Friday, January 4, 2013: 10:50 AM
Chamber Ballroom III (Roosevelt New Orleans)
Sailing from London to Bengal in the spring of 1777, Robert Morse dreamt about the potential fortunes awaiting him on the subcontinent. Not only would East-Indian riches stock his coffers, but they would allow him to distance himself further from a West-Indian past. In fact, Morse was born to a “mulatto” mother and a white father in Jamaica two decades earlier, and he used global travel to advance beyond his ancestral roots in colonial enslavement. Morse was not alone. A number of mixed-race West Indians used Britain as a launching pad for careers in India, enough so that the East India Company army finally barred them from its ranks in 1800. This paper examines the phenomenon of mixed-race migration from the West Indies to the East to explore how racially-oppressed groups used imperialism not only for self-advancement, but for total self re-creation. In particular, I argue that growing racial oppression in Britain, directed toward elite Jamaicans of color living in the metropole, pushed many to leave for India as part of a re-fashioning which could obscure colonial roots.

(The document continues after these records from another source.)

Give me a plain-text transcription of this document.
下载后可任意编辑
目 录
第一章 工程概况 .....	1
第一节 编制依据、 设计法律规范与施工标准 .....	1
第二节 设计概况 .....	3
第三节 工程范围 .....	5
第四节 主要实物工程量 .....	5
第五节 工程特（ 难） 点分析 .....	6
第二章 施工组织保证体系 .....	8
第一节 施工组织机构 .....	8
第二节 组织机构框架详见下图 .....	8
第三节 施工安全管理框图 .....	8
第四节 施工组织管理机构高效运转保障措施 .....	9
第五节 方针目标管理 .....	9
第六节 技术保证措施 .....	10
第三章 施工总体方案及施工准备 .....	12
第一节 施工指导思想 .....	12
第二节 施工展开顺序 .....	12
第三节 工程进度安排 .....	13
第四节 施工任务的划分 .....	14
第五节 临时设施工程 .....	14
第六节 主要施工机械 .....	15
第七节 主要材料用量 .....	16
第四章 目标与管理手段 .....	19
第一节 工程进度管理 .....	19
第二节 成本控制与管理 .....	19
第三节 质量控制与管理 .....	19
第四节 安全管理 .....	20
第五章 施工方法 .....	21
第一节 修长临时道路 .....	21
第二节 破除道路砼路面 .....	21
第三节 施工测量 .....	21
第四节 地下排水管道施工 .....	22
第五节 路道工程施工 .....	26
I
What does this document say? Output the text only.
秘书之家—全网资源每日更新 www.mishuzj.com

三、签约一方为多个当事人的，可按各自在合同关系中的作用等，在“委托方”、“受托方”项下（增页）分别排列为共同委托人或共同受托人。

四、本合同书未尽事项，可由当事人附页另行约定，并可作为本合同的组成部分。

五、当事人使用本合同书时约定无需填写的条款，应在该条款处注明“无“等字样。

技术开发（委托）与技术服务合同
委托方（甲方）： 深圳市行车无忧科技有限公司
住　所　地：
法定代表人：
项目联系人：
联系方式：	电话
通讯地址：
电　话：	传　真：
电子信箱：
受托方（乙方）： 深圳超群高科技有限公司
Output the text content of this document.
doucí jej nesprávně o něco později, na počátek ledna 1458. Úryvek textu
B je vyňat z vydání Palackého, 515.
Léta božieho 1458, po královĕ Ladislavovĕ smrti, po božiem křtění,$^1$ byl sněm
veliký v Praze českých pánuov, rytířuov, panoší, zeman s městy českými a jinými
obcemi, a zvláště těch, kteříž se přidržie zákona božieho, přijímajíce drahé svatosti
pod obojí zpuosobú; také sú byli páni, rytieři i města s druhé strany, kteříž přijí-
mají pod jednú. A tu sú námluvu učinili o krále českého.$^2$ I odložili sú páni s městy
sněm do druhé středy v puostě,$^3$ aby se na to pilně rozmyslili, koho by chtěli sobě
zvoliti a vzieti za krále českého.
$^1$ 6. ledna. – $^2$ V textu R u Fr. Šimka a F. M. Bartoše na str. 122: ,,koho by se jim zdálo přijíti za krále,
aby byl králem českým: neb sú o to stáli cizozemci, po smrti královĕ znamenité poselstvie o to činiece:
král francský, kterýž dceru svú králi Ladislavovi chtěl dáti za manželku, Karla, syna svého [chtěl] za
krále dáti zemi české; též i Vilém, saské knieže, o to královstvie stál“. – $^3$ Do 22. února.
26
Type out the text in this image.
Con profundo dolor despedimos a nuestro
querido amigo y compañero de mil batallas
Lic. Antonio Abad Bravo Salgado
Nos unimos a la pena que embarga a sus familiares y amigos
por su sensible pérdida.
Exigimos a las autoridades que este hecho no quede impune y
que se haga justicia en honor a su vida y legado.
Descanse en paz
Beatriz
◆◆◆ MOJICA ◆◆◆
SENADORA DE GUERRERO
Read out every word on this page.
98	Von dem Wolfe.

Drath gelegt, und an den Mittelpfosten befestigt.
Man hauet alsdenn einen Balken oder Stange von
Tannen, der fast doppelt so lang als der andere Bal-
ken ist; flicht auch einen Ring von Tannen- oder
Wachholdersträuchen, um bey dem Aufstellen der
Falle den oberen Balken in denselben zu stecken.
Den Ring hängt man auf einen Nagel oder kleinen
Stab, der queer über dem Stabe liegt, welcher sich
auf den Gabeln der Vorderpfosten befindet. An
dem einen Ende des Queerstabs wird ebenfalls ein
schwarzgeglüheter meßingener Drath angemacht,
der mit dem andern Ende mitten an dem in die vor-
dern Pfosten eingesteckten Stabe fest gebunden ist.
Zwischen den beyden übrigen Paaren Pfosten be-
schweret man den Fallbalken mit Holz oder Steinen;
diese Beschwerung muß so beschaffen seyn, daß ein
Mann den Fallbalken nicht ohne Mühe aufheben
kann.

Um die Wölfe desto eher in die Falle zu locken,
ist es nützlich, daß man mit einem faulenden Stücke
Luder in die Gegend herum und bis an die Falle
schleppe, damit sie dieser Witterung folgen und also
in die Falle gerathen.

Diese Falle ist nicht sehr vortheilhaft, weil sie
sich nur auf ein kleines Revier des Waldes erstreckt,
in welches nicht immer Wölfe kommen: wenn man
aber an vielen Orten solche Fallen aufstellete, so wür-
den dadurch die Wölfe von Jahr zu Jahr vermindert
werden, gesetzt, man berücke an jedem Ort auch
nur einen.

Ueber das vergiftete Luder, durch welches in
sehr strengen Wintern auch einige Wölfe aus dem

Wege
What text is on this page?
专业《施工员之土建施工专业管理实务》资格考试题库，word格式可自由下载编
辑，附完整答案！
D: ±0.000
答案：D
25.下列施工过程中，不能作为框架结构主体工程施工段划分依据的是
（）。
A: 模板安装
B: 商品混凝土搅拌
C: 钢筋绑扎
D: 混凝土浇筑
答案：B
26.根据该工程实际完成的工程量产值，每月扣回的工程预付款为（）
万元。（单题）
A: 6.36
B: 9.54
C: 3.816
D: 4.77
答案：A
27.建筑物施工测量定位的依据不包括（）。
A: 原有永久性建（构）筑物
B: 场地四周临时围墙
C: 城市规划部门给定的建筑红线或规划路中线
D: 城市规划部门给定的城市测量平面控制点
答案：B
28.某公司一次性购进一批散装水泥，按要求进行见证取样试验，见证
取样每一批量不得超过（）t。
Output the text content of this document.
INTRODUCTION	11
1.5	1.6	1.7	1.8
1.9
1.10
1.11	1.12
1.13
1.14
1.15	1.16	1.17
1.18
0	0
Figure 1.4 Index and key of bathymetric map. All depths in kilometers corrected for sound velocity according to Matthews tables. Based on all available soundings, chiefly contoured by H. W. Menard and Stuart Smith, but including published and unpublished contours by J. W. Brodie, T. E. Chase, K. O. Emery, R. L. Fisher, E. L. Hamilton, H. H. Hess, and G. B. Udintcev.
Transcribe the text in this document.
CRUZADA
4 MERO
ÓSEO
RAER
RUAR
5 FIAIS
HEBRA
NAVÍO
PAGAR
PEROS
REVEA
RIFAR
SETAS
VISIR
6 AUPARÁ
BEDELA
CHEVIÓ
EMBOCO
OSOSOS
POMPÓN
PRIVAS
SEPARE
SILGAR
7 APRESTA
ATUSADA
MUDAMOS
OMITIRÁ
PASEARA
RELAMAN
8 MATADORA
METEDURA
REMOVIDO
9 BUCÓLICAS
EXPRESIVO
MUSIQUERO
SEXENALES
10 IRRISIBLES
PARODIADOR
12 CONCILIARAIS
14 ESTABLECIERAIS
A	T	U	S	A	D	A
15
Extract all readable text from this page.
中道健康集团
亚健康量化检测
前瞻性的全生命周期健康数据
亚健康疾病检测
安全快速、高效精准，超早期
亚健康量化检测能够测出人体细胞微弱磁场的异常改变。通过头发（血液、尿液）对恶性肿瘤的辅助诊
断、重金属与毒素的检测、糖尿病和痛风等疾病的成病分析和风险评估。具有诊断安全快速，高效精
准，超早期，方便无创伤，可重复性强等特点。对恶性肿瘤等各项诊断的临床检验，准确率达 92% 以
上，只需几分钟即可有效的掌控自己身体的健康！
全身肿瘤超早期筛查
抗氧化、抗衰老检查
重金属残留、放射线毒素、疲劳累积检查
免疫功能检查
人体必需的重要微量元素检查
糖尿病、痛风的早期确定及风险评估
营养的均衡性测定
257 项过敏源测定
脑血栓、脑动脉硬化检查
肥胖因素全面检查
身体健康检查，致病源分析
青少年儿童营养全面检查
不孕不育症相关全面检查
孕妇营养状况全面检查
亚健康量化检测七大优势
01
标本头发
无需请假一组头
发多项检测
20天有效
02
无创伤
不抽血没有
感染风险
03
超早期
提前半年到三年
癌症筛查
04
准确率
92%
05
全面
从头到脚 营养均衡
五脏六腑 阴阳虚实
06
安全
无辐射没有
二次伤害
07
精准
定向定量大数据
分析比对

Using personal correspondence, East-Indian registers, probate records, and diaries, this paper combines personal experience, political changes, and cultural shifts towards West Indians of color. In particular, I will detail the lives of three Jamaican families of color who traveled to India between 1770 and 1810. This paper adds a more nuanced consideration of colonial identity in the British Empire. In addition, it gives a detailed reflection on racial ideology and societal structure in Jamaica, Britain, and India.